Install Workshop Lighting
Lighting transforms a garage workshop from a place you tolerate into a space where you actually want to work. The difference between adequate workshop lighting and good workshop lighting is the difference between squinting at a cut line and seeing exactly where your blade needs to go. Most garages come with a single overhead bulb that casts shadows exactly where you need to see — over the workbench, inside cabinets, anywhere tools meet material. A proper workshop lighting system puts even, shadow-free light across every work surface and costs less than a decent circular saw. The goal is not brightness for its sake but visibility where it matters: crisp shadows that show surface irregularities, enough foot-candles to see pencil marks on dark wood, and coverage that doesn't leave your own shadow falling across your work.

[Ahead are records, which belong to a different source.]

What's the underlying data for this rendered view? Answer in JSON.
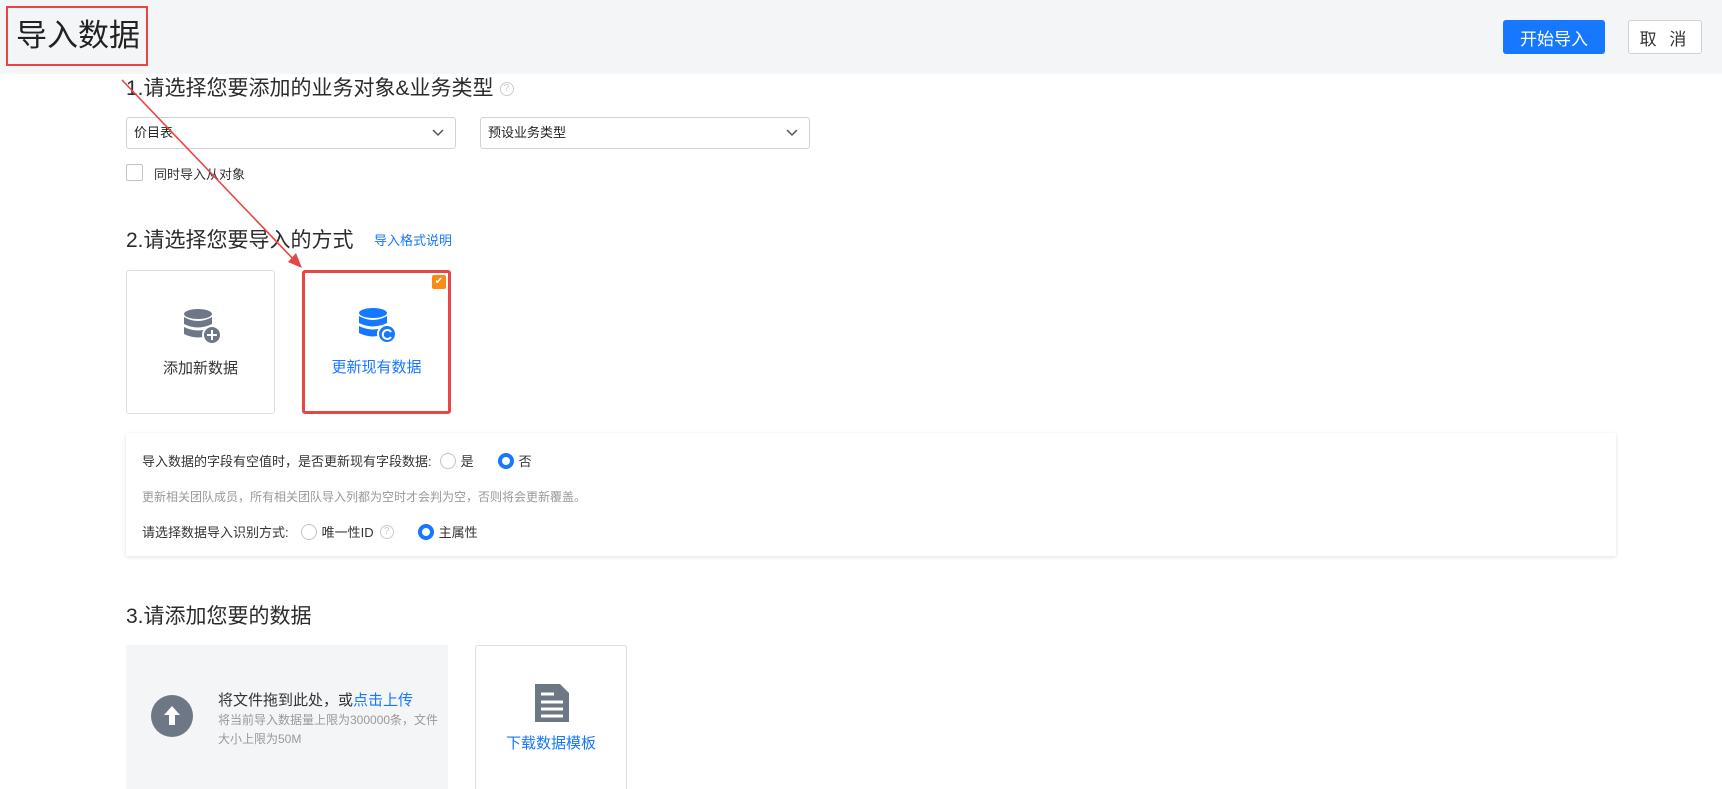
{
  "header": {
    "title": "导入数据",
    "start_label": "开始导入",
    "cancel_label": "取 消"
  },
  "section1": {
    "title": "1.请选择您要添加的业务对象&业务类型",
    "help": "?",
    "object_select": "价目表",
    "type_select": "预设业务类型",
    "import_child_label": "同时导入从对象"
  },
  "section2": {
    "title": "2.请选择您要导入的方式",
    "format_link": "导入格式说明",
    "mode_add": "添加新数据",
    "mode_update": "更新现有数据",
    "selected_check": "✔",
    "empty_field_question": "导入数据的字段有空值时，是否更新现有字段数据:",
    "yes": "是",
    "no": "否",
    "hint": "更新相关团队成员，所有相关团队导入列都为空时才会判为空，否则将会更新覆盖。",
    "identify_label": "请选择数据导入识别方式:",
    "unique_id": "唯一性ID",
    "help": "?",
    "primary_attr": "主属性"
  },
  "section3": {
    "title": "3.请添加您要的数据",
    "drag_text": "将文件拖到此处，或",
    "upload_link": "点击上传",
    "limit_text": "将当前导入数据量上限为300000条，文件大小上限为50M",
    "download_template": "下载数据模板"
  },
  "colors": {
    "primary": "#1677ff",
    "annotation": "#e84646",
    "check": "#fa8c16"
  }
}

- Plot Light Paths First. Locate ceiling joists using a stud finder and mark their positions with chalk lines. Plan fixture placement perpendicular to your primary workbench at 4-foot intervals, ensuring each fixture mounts directly to joists or blocking. Avoid placing fixtures parallel to the bench — this creates a shadow stripe exactly where you work.
- Build Your Mounting Backbone. Where fixture mounting points fall between joists, install 2x4 blocking perpendicular between joists. Secure blocking with 3-inch screws driven at angles through blocking into joist sides. This gives you solid mounting anywhere in your grid without being locked to joist spacing.
- Route Power Safely. Kill power at the breaker and verify with a tester. Run 14/2 Romex from your existing garage light junction box to the first fixture location, securing cable every 4 feet with staples. Leave 12 inches of cable extending at each fixture location. If your existing circuit is already loaded, install a new dedicated 15-amp circuit from the panel.
- Hang Fixtures High or Low. Hang fixtures using the included hanging hardware, typically chains or wire hangers attached to screw eyes in the joists. Position each fixture so the power entry point faces the previous fixture in the chain. Adjust height to 7 feet above floor or lower if ceiling height allows — closer light means better coverage.
- Connect the Chain. Open the fixture wiring compartments and connect using wire nuts: black to black, white to white, ground to ground. Run power through fixtures in series if your total fixture wattage stays under 1200 watts on a 15-amp circuit. Strip 1/2 inch of insulation, twist wires clockwise, and secure wire nuts with one wrap of electrical tape.
- Verify Every Light Works. Restore power and test each fixture individually by temporarily capping unused wire leads. Verify that every fixture lights and check for flickering or buzzing. If a fixture stays dark, verify hot wire connections and check that the fixture's internal switch is on.
- Control Light Zones Smartly. Install a wall switch between your power source and first fixture if you want central on-off control. Most workshop users prefer individual pull chains per fixture for zone control — lights over the bench stay on, lights over storage turn off.
- Lock Everything Down. Replace all fixture covers and verify that cables are stapled and protected from damage. Coil excess wire inside junction boxes rather than cutting it short — you might reposition fixtures later. Label your circuit breaker and verify all connections are tight.